COMPLETE PROGRAM INFORMATION
State of Maryland’s 23rd Annual Tribute to Dr. Martin Luther King, Jr.
Wednesday, January 7, 2009 at 8:00 p.m. – Joseph Meyerhoff Symphony Hall
Thursday, January 8, 2009 at 8:00 p.m. – The Music Center at Strathmore
Marin Alsop, conductor
Kweisi Mfume, narrator
John Rosamond and James Weldon Johnson: Lift Every Voice and Sing
Joseph Schwantner: New Morning for the World
Darin Atwater: Evolution of a People
Michael Abels: Global Warming
Richard Smallwood: Total Praise
Monologue by “Stories from the Stoop” First Prize Winner
Tickets for these concerts range from $15 to $55, and are available through the BSO Ticket Office, 877.BSO.1444 or 410.783.8000 or www.BSOmusic.org.

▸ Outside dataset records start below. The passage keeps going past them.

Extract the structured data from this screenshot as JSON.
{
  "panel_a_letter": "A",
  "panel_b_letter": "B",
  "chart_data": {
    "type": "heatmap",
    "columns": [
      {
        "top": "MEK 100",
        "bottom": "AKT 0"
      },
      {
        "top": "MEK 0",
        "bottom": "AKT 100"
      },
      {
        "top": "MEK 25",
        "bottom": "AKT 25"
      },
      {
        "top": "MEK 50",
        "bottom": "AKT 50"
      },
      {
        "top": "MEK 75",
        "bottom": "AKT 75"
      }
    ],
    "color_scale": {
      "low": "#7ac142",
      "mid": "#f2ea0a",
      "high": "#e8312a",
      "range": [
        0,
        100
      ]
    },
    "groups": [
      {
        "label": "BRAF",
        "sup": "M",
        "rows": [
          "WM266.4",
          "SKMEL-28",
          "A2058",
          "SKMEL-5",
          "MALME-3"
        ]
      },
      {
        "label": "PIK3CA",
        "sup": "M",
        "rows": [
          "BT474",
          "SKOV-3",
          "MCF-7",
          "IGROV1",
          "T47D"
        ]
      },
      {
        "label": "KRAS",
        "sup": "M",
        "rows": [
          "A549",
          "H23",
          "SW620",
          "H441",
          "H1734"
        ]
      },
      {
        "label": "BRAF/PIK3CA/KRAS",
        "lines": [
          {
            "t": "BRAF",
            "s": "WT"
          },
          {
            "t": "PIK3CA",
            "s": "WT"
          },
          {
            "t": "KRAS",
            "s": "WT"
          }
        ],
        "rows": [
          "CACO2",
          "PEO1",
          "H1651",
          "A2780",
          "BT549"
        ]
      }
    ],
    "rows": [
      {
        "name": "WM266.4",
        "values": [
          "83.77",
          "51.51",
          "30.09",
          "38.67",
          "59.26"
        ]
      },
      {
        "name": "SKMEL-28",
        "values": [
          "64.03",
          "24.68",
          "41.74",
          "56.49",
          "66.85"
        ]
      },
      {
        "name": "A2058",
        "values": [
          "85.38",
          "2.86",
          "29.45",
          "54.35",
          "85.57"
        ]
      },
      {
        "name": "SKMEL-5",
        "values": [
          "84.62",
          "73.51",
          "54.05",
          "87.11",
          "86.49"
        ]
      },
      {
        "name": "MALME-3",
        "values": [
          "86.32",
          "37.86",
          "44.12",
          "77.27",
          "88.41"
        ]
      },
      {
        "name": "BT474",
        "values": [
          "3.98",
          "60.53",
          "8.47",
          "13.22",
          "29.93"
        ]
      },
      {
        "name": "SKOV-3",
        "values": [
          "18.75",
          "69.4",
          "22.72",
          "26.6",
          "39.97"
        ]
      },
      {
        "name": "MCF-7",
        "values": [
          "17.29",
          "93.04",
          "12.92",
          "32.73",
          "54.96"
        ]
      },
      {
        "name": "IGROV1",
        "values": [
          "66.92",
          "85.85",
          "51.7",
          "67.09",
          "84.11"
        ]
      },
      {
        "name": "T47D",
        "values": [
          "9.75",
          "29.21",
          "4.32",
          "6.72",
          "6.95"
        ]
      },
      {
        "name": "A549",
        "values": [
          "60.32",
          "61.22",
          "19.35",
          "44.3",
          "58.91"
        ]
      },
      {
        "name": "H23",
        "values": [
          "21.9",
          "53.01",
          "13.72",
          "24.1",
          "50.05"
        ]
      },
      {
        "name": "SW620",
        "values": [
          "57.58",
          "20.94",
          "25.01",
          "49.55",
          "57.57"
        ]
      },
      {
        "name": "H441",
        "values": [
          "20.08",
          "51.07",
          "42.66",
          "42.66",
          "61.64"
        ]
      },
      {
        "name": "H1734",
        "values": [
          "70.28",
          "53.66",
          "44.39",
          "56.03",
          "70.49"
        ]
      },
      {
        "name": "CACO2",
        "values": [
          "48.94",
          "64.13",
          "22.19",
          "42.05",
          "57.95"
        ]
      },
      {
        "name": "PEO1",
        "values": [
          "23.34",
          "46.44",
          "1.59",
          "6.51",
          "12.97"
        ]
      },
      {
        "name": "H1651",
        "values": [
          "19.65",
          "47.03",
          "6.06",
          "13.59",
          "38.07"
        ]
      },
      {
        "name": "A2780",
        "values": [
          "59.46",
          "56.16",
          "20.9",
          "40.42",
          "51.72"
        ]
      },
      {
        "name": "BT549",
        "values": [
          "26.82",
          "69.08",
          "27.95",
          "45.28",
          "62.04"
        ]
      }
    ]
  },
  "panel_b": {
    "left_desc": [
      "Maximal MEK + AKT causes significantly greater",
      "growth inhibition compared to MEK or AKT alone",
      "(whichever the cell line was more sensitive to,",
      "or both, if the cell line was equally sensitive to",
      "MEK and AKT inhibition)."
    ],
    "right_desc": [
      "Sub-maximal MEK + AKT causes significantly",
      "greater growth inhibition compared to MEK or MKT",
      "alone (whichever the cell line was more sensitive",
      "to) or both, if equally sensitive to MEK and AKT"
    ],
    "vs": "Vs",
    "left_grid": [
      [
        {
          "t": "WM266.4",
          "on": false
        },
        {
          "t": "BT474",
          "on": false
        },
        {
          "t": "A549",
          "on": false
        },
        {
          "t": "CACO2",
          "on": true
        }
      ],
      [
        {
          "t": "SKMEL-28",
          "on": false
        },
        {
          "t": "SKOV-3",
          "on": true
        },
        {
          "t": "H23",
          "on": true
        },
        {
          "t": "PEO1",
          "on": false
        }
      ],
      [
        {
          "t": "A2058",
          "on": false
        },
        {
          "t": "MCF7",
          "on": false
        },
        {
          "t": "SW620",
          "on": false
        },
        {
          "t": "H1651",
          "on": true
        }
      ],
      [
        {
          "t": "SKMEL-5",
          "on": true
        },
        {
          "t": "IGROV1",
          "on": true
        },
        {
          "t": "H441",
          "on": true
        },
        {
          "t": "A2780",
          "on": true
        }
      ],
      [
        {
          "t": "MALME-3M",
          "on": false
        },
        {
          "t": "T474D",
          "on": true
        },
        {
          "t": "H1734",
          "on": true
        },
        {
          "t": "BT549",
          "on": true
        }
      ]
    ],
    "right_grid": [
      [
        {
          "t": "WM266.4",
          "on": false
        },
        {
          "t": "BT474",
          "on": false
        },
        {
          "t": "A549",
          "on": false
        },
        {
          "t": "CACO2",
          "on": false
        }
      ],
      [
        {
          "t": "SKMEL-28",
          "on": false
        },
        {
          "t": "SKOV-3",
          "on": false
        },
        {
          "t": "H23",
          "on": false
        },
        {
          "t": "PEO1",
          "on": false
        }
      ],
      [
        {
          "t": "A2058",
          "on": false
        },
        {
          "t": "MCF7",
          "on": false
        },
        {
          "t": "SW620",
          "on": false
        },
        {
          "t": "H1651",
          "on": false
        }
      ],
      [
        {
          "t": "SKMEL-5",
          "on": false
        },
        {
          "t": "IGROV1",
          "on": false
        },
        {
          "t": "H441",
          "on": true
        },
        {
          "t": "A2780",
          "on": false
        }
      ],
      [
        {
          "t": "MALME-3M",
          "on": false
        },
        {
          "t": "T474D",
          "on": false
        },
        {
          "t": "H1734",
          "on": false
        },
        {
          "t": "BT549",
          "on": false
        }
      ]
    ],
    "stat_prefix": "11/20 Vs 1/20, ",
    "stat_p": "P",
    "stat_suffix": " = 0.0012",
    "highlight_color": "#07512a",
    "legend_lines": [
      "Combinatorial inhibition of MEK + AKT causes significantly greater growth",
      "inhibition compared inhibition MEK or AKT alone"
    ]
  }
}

Stories from the Stoop: BSO and The Stoop Storytelling Series FULL CONTEST DETAILS
To Enter: Send your story idea concept and contact information (full name, phone number and address) to TellYourStory@BSOmusic.org. The DEADLINE is Friday, December 17, 2008. Stories should be true, personal tales that recount how Dr. Martin Luther King’s legacy has influenced the storyteller’s life. The story should be no longer than 5 minutes. This is not an essay, a lecture or a motivational presentation, but a true story about an event, an incident, or a turning point in your life that reflects the legacy of Dr. King. Don't try to tell us your life story--that's not possible in five minutes. Instead, tell us a story from your life. To hear examples from other storytellers featured in The Stoop Storytelling Series, visit www.stoopstorytelling.com. Finalists will be contacted to tell their story to our panel in person. The first prize winner will be coached prior to the performance about how to best deliver and edit their tale to most effectively reach audiences.